REBA hopes to flex its purchasing power to support technological innovation and push utilities to offer more green options — calling for changes to public policy where necessary.

It’s really important that cities, representing communities, push to keep the process fair. Otherwise there’s a risk that companies like Wal-Mart could choose the cheapest sources, leaving the rest of us to pay for the more expensive renewable sources.

 Walmart has "a great desire to operate as cleanly and sustainably as possible," he says. "But we also want to operate at the lowest possible cost. With where renewable energy costs have come, we feel that in a number of markets renewable energy is going to be the best cost option.
Citizens, beware.

Tuesday, April 2, 2019

Foodies: check out these 50 foods that help wildlife

Some foods are harder on the planet than others. But here are 50 foods, some of which you may never have heard of, that are healthy, tasty and support wildlife. So all you foodies out there, experiment with these and then tell us where to get them and what to do with them.

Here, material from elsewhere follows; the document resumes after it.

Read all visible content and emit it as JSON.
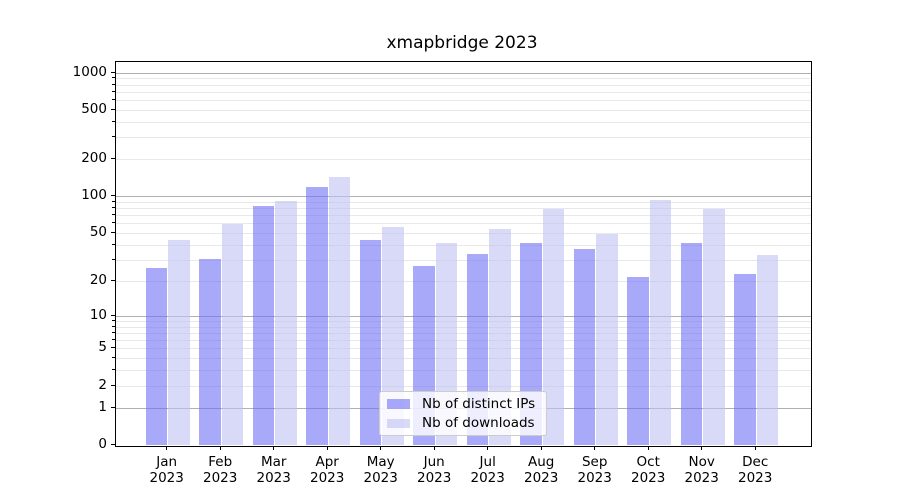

Sometimes you can find the food for free along the road. I was walking with my Thai sister in law and suddenly she leapt into the weeds. “I love these! They’re so expensive in Asia,” she said. Using Google to double check that our variety was also edible, we gathered bags full of what ranchers call pig weed and try to eliminate because eaten raw, it sickens livestock. It’s amaranth. The tender leaves sautéed with a bit of garlic are very tasty, like a mild spinach.

Monday, April 1, 2019

Are you paying extra for coal powered electricity?

Are you paying too much for your electricity and at the same time polluting the planet? If your community gets some of its electricity from a coal fired power plant (you likely do; the percentage has been dropping in the US but it’s still over 25%), check out this series of maps in this article that show whether it would be cheaper to shut them down and replace it with renewables. This is the map for 2018. There’s also a 2025 map if you want to see into the future.